Said Julien: "Tonight was one of those games where you want to spread the credit around."

Bruins forward Patrice Bergeron -- who returned after missing the last two games with a concussion -- is one place where plenty of credit is due. Cleared to play Thursday afternoon, the skilled center showed how valuable he is to the Bruins' success -- and not only in the faceoff circles, where he won 18 of his 28 draws.

"His line was definitely better," Julien said. "His linemates obviously felt comfortable because they've been with him all year, so there was some chemistry there, and that certainly helped us tonight. I liked the fact that we had our four lines that were pretty stable and pretty good for us and reliable."

That might've been a departure from the other night -- reliability was in short supply in Boston -- but with the series going forward, it should be the norm.

"Today was more of a playoff game between two teams who pride themselves on doing well defensively and playing tight," Boucher said. "That's why we're here ... [Going forward] I don't expect anything else... it's going to come down to those little details that will make the difference. That's the way it should be at this time of the year."

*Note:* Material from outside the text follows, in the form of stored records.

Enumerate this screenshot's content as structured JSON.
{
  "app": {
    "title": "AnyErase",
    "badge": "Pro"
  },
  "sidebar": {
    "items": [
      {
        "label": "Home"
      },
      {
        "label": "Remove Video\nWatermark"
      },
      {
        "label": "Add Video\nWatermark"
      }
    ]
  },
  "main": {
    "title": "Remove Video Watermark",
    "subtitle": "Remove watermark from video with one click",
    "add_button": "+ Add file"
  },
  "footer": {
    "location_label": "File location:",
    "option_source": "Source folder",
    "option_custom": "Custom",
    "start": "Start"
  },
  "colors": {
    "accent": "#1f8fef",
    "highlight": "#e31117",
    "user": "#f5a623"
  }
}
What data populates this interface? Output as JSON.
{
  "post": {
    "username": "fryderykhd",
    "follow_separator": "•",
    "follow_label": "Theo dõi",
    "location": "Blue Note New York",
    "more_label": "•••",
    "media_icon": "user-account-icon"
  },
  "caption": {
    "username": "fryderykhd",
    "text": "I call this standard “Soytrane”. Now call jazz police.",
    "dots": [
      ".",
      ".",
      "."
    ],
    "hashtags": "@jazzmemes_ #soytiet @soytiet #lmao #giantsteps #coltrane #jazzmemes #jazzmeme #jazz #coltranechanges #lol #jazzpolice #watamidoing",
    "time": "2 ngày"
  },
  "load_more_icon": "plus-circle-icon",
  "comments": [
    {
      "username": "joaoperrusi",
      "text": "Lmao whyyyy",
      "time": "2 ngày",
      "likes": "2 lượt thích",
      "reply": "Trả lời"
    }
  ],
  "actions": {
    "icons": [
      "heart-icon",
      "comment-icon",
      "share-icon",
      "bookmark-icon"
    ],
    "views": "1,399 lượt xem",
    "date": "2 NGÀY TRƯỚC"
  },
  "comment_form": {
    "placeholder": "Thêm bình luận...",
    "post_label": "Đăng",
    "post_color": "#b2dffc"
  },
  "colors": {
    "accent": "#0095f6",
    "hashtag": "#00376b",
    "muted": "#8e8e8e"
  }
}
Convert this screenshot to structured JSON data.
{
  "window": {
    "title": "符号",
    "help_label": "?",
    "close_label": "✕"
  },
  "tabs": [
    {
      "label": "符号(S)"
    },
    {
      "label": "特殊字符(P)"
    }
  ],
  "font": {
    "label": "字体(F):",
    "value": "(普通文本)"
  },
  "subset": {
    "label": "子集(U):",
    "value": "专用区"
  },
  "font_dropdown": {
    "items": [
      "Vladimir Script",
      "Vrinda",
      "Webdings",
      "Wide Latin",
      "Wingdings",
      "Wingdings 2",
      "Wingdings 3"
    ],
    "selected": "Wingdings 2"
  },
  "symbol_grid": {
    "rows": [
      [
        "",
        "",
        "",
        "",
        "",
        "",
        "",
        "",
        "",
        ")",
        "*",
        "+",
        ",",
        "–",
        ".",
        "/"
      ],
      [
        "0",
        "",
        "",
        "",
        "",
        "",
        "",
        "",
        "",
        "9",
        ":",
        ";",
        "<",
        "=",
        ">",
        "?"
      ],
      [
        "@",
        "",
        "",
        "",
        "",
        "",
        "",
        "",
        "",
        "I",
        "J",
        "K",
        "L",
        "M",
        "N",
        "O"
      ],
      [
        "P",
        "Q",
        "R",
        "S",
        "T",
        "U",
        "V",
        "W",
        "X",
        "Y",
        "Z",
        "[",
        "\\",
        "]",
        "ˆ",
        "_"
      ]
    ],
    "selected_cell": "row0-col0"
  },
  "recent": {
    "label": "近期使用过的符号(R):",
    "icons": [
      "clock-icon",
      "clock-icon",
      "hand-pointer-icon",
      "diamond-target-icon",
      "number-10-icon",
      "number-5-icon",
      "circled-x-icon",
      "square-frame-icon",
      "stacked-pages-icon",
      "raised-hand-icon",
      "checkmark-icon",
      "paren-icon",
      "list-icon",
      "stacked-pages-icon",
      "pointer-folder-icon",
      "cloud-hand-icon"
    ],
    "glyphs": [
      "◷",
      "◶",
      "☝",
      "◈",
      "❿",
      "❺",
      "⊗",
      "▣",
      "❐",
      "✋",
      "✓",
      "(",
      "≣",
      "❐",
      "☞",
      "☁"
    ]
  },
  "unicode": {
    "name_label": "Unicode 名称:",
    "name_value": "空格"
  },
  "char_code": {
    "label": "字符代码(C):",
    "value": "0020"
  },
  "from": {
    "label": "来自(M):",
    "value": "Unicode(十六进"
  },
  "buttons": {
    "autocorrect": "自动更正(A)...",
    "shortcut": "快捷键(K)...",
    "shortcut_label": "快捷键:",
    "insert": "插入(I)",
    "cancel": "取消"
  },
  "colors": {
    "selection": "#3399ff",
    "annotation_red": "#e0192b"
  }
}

1. Tim Thomas: With the 31-save shutout, the goalie protected a one-goal game with timely saves. Though he deflected much of the credit to his teammates, there were huge saves both early and late that could have altered the course of the game. They were momentum-saving stops that the Bruins needed, and Thomas delivered.

2. Patrice Bergeron: In his first game back from a concussion, the center looked like he didn't miss a step. A force in the faceoff circle, winning 64 percent of his draws, Bergeron gave his teammates more time with the puck and helped generate more chances for his linemates who had struggled a little in his absence. Simply put, he makes those around him better. 3. Milan Lucic: While drawing attention away from the slot, he set up David Krejci with a great pass in front of the net, making it all but impossible for the center not to finish for the Bruins' first goal. Getting the early goal turned out to be imperative since both teams looked to tighten things up. And Lucic's physicality is always a factor.